A Gentleman in Moscow – Amor Towles

The gentleman in question is Count Alexander Ilych Rostov, who in June 1922, aged thirty-three, is residing in suite 314 of the Hotel Metropol in Moscow.

Two things to note. First, though this is post-revolutionary Russia, the Hotel Metropol retains its luxuriant style due to its proximity to Red Square, the Bolshoi Theatre, and the Kremlin – after all, the comrades deserve some comfort, fine dining, and somewhere impressive to hold their interminable congresses. Second, though the Count’s title is redundant, he survives in this new proletariat world thanks to his historical support of the pre-revolutionary cause of reform.

But goodwill doesn’t last forever, and Rostov is called before a tribunal. He escapes with his life but at the cost of house arrest. He can return to the Metropol but never leave it; one step outside and he will be shot. And suite 314 is out of the question, it is a monastic cell in the attic from now on.

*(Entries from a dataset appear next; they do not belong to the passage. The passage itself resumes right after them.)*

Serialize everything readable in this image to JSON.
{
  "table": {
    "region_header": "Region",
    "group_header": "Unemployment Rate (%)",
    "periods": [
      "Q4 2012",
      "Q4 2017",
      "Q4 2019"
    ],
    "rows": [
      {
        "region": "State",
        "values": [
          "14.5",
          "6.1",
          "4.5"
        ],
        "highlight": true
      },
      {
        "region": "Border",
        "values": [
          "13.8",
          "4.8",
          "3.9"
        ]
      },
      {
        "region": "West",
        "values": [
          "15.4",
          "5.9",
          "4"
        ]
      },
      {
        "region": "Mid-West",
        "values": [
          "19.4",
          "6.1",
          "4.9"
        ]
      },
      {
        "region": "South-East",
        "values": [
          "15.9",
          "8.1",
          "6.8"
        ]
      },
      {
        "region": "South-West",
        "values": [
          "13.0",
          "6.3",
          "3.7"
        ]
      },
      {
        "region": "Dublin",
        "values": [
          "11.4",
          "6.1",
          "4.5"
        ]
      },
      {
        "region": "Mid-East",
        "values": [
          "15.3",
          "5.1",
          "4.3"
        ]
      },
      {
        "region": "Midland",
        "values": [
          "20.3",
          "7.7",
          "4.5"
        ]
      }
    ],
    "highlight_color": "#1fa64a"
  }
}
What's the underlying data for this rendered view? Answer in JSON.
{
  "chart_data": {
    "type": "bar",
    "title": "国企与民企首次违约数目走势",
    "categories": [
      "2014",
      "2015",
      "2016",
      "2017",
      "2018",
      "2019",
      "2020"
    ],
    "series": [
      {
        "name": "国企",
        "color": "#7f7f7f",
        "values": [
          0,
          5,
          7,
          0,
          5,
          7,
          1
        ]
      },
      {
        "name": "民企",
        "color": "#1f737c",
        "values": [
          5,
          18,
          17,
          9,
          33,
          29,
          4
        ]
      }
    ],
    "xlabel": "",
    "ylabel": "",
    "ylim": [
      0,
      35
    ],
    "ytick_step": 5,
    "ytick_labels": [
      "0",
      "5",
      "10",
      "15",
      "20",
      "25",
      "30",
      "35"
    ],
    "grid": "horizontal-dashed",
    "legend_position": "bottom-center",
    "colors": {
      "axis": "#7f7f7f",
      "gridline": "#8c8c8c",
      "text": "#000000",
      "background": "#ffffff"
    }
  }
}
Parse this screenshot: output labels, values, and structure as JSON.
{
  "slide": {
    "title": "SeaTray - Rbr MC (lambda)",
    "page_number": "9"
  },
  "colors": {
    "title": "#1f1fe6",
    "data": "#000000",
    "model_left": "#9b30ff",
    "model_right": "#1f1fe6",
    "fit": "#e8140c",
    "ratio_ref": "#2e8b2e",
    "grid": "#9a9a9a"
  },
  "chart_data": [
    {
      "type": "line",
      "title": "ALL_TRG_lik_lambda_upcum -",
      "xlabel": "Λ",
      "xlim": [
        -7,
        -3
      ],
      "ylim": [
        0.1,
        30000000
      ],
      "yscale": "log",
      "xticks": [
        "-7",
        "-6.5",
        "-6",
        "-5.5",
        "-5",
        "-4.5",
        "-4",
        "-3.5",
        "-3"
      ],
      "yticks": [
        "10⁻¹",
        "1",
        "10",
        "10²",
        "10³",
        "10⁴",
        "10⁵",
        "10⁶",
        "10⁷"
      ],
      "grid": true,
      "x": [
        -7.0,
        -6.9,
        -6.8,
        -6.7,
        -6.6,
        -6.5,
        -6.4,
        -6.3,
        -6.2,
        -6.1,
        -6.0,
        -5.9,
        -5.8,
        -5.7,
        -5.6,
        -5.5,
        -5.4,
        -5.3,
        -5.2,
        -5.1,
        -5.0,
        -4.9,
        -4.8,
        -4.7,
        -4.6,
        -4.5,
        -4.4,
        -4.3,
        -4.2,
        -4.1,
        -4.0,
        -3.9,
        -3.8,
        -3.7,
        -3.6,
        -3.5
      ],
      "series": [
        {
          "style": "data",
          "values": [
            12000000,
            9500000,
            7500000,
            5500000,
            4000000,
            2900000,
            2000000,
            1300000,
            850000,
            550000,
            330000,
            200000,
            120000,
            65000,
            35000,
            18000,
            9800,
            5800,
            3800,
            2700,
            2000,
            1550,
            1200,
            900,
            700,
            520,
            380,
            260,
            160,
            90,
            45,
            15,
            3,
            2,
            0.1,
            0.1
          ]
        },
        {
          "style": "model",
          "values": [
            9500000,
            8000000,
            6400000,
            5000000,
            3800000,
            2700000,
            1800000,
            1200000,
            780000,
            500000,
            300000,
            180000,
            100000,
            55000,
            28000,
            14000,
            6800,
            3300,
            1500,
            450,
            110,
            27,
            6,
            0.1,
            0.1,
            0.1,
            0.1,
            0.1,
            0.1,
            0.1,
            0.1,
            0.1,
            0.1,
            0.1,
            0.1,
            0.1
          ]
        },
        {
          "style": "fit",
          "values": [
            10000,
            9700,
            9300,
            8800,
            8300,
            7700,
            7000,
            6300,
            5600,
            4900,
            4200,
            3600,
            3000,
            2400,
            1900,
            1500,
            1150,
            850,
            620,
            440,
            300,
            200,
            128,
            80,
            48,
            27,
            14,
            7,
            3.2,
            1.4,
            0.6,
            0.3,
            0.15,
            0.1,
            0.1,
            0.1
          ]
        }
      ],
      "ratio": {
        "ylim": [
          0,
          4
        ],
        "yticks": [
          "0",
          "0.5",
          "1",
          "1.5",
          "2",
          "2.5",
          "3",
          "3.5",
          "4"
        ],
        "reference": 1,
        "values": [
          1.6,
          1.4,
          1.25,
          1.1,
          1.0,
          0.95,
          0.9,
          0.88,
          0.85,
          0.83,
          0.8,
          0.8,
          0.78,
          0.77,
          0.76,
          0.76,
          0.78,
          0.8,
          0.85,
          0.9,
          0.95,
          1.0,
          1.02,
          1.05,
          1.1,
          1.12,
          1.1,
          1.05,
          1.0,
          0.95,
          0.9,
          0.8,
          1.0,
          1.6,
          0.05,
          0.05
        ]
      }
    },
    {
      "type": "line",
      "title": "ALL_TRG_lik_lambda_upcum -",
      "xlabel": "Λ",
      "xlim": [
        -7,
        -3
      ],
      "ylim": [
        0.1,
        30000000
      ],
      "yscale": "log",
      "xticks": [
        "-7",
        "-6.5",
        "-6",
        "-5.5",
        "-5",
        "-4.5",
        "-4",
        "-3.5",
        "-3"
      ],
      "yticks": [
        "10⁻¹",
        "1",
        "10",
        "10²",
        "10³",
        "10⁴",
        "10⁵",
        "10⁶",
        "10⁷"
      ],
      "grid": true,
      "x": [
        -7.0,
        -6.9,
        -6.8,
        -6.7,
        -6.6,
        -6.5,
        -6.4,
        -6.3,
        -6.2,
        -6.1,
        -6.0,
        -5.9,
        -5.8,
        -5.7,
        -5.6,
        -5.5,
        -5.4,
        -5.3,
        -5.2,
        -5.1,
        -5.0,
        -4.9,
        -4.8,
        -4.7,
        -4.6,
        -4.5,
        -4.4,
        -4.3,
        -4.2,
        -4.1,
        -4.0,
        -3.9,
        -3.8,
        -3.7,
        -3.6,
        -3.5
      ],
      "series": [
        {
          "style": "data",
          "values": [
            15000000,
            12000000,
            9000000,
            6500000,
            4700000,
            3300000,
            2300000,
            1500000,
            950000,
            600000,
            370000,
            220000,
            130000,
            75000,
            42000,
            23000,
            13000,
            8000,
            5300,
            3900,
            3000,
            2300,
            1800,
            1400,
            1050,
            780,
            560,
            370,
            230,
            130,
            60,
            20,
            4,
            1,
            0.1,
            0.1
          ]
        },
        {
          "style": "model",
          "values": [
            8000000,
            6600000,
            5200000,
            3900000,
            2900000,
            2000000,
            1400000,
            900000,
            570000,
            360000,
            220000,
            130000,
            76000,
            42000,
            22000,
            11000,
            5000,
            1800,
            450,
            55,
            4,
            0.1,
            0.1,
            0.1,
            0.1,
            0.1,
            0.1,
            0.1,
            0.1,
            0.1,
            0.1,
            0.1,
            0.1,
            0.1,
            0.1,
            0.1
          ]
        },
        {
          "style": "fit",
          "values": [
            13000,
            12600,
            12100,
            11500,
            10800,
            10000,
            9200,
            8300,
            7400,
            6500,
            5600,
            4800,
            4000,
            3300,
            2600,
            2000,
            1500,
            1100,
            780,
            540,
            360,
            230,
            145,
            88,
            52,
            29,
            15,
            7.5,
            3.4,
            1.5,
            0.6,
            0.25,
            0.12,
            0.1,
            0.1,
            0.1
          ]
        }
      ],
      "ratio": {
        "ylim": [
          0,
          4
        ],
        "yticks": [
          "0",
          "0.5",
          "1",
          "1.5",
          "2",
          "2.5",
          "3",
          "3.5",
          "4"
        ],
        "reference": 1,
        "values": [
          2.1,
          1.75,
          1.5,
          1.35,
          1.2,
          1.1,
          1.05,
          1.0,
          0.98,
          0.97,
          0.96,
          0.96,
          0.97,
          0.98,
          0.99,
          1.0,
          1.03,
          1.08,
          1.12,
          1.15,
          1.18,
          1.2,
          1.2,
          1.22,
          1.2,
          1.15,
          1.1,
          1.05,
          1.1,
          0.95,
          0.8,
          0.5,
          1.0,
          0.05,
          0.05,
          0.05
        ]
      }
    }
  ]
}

Rostov is, though, a gentleman, respected by the staff who continue to treat him with guest-like courtesy. He takes as his motto that a man must master his circumstances otherwise be mastered by them.

Those circumstances go on for over thirty years, during which time he: forges close friendships, then working relationships, with the MaĆ®tre D’ and chef of the restaurant; has romantic liaisons with a leading actress in residence; befriends a precocious nine-year-old girl then, years later, assumes guardianship of her five-year-old daughter; agrees to assist a high-ranking party official to understand western culture; and befriends a American general, later diplomat, and supplies him with gossip on the party hierarchy.

The years pass surprisingly quickly - where is it going and how will it end are the hooks - though it takes the best part of 500 pages to arrive at a climax of sorts. Rostov, who carries the whole narrative, is a philosopher as well as a gentleman, and though he is confined to the hotel, the whole world enters its lobby, so it is never dull.

07 February 2025

Phosphate Rocks – Fiona Erskine

An abandoned fertiliser factory at Leith docks is being demolished when a grisly discovery is made - human remains, but encased in a carapace of hardened phosphate rock that also encompasses the chair on which, and the table at which, the body is seated. And, it turns out, on the tabletop, an eclectic collection of objects.

DI Rose Irvine gets the job of finding out who it is and when and how they died. Her best chance, she is told, is to talk to a long-term employee, now retired, John Gibson. When he is brought in and the case explained he is nonplussed. But then DI Irvine presents him with the tray of objects, now cleaned of the phosphate, and his memory kicks in.

One by one, over the course of several days, he links each object to the history of the factory, to those who worked there, those who visited (in official capacity or otherwise), and the chemical processes that were carried out.

The structure of the novel is thus set. The objects’ stories are interspersed with lessons in chemistry explaining how to make various key components of the fertiliser industry – sulphur, potash, ammonia, nitric acid, sulphuric acid, etc. Possible identities emerge, are eliminated, are narrowed down, until a conclusion is reached.

Erskine is, or was, an industrial chemist and the novel unashamedly leans heavily on both memoir and an evident passion for chemistry, which creates an authentic and atmospheric setting for the mystery.

Some could find this mix clunky, but it worked for me.